Data from: A stochastic generative model for citation networks among academic papers

Cite this dataset

Yasui, Yuichiro (2022). Data from: A stochastic generative model for citation networks among academic papers [Dataset]. Dryad. https://doi.org/10.5061/dryad.z8w9ghxfh

Abstract

We propose a stochastic generative model to represent a directed graph constructed by citations among academic papers, where nodes and directed edges represent papers with discrete publication time and citations respectively. The proposed model assumes that a citation between two papers occurs with a probability based on the type of the citing paper, the importance of cited paper, and the difference between their publication times, like the existing models. We consider the out-degrees of citing paper as its type, because, for example, survey paper cites many papers. We approximate the importance of a cited paper by its in-degrees. In our model, we adopt three functions: a logistic function for illustrating the numbers of papers published in discrete time, an inverse Gaussian probability distribution function to express the aging effect based on the difference between publication times, and an exponential distribution (or a generalized Pareto distribution) for describing the out-degree distribution. We consider that our model is a more reasonable and appropriate stochastic model than other existing models and can perform complete simulations without using original data. In this paper, we first use the Web of Science database and see the features used in our model. By using the proposed model, we can generate simulated graphs and demonstrate that they are similar to the original data concerning the in- and out-degree distributions, and node triangle participation. In addition, we analyze two other citation networks derived from physics papers in the arXiv database and verify the effectiveness of the model.

Methods

We focus on a subset of the Web of Science (WoS), WoS-Stat, which is a citation network that comprises the citations between papers published in journals whose subject is associated with “Statistics and Probability.” We construct a citation network utilizing a paper identifier (ID), publication year, and reference list (list of paper IDs) for 36 years, from 1981 to 2016. WoS-Stat consists of 179,483 papers and 1,106,622 citations.

Usage notes

WoS-Stat consists of two CSV files, wos-stat_edges.csv and wos-stat_nodes.csv, which can be used with a variety of software.
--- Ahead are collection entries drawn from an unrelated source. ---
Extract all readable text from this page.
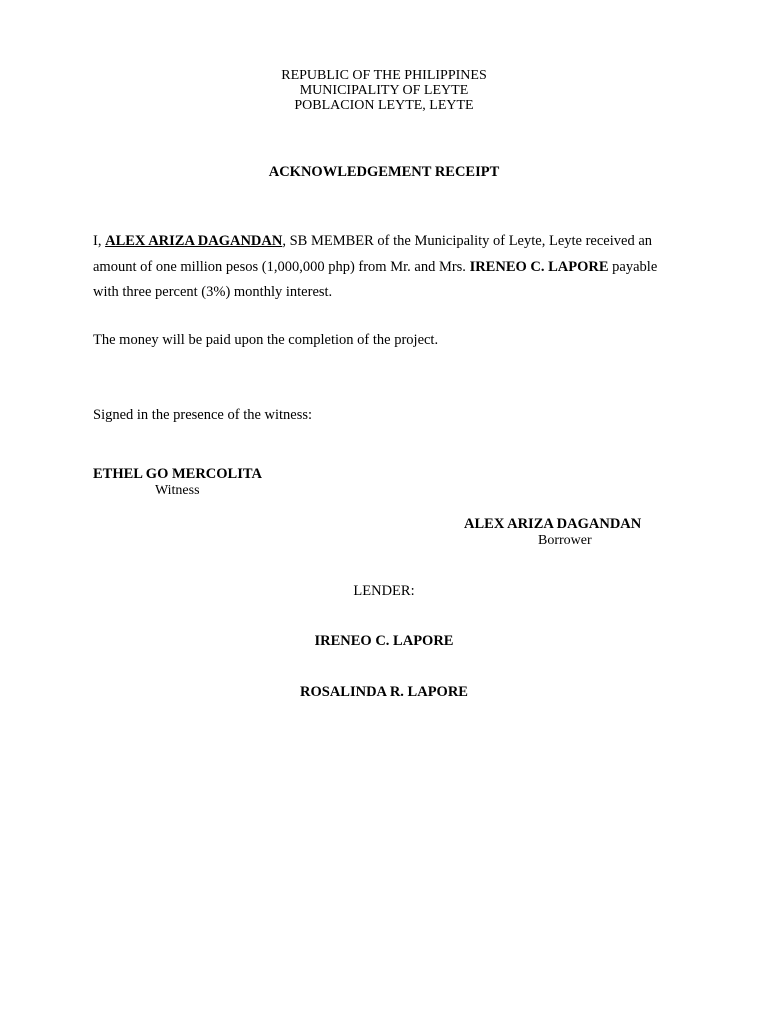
REPUBLIC OF THE PHILIPPINES
MUNICIPALITY OF LEYTE
POBLACION LEYTE, LEYTE
ACKNOWLEDGEMENT RECEIPT

I, ALEX ARIZA DAGANDAN, SB MEMBER of the Municipality of Leyte, Leyte received an amount of one million pesos (1,000,000 php) from Mr. and Mrs. IRENEO C. LAPORE payable with three percent (3%) monthly interest.

The money will be paid upon the completion of the project.
Signed in the presence of the witness:
ETHEL GO MERCOLITA
Witness
ALEX ARIZA DAGANDAN
Borrower
LENDER:
IRENEO C. LAPORE
ROSALINDA R. LAPORE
The following example uses Python NetworkX to construct a directed graph G from the CSV files. Each node of G has a publication_year corresponding to the year of publication and a uid corresponding to the literature ID in the Web of science.

import pandas as pd
import networkx as nx
edges = pd.read_csv('wos-stat_edges.csv')
nodes = pd.read_csv('wos-stat_nodes.csv', index_col='node_id')
G = nx.from_pandas_edgelist(edges, source='from', target='to', create_using=nx.DiGraph)
nx.set_node_attributes(G, nodes.to_dict('index'))